Above: Ark on the moon!

Image Credit: Studio Wildcard

Stieglitz explained that these mods have benefitted the players, the game, and the developer, and he implied that it was only fair that the best get some part of the reward for contributing to the success of Ark. When Valve and Bethesda tried to bring the option for creators to sell their mods for Skyrim on Steam directly to consumers a few years ago, the community lashed out at that concept. That led to Valve pulling the plug on the concept, and now Studio Wildcard is trying another way to reimburse community authors for their time — even if the Ark developer agrees in theory that consumers paying for mods is a sound idea.

“We were very close to trying to implementing [mod authors charging players] for Ark,” Stieglitz explained. “And I’m hugely for it. It gets at the root of the dilemma where there is no mid-way point in learning to make games. You’re either working for free or you’ve maxed out your credit cards and jumped into the deep end. It would be nice if there was some less-risky alternative. Paid mods really could provide that. The problem is that when we got into the details, the economics weren’t viable for Ark specifically. The reason is because you don’t play Ark by yourself. You join a server and play with a hundred other people.
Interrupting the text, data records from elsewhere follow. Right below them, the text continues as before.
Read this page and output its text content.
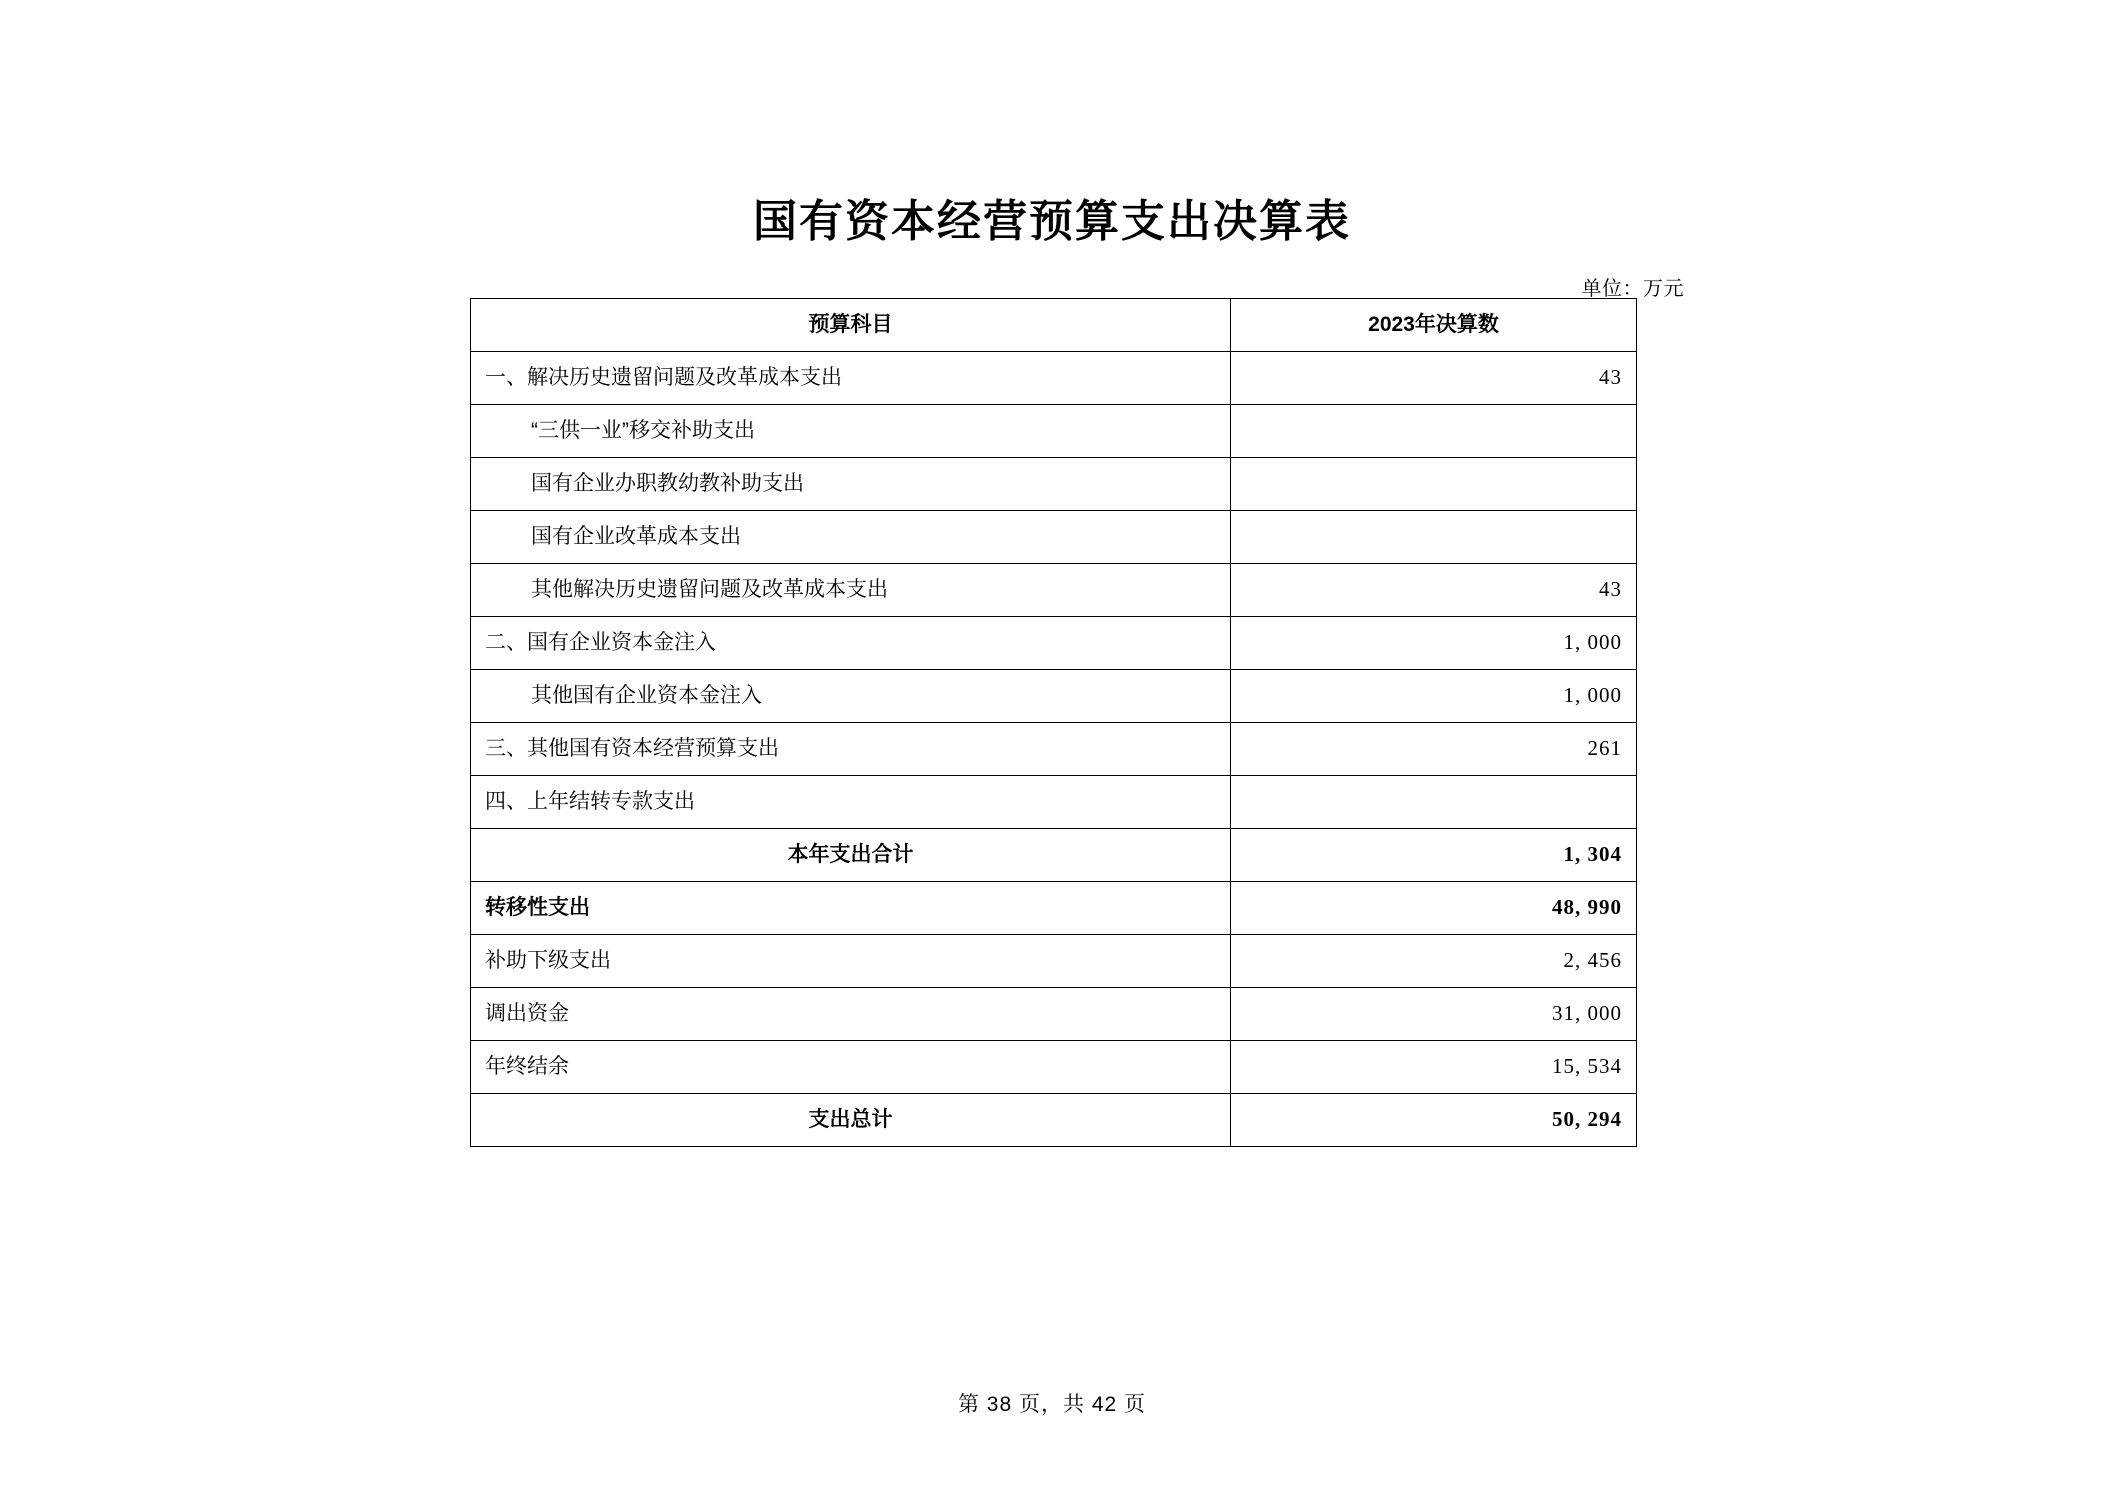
国有资本经营预算支出决算表
单位：万元
预算科目	2023年决算数
一、解决历史遗留问题及改革成本支出	43
“三供一业”移交补助支出	
国有企业办职教幼教补助支出	
国有企业改革成本支出	
其他解决历史遗留问题及改革成本支出	43
二、国有企业资本金注入	1, 000
其他国有企业资本金注入	1, 000
三、其他国有资本经营预算支出	261
四、上年结转专款支出	
本年支出合计	1, 304
转移性支出	48, 990
补助下级支出	2, 456
调出资金	31, 000
年终结余	15, 534
支出总计	50, 294
第 38 页，共 42 页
And those servers can often run five mods or up to 30, and at that point — we started asking, ‘does the server buy them or do the players buy them?'”

Either answer presented problems. If servers buy the mods, there’s only about 9,000 of them. That’s not a huge market. If players buy them, will they get locked out of certain servers because they don’t have the right mod?

“It might be right for some other game, but it doesn’t make sense for Ark,” said Stieglitz.

But Studio Wildcard thinks the solution it’s working up now could still help modders.

“This fits in the trend of the space between pro development and modders getting shorter,” said Stieglitz. “There’s not a lot of space there between a modder and someone who is working at a studio. The only difference a lot of the time is that one is being paid for their work and the other isn’t.”

Well, now, with Ark’s Sponsored Mod program, a few more may end up getting paid after all.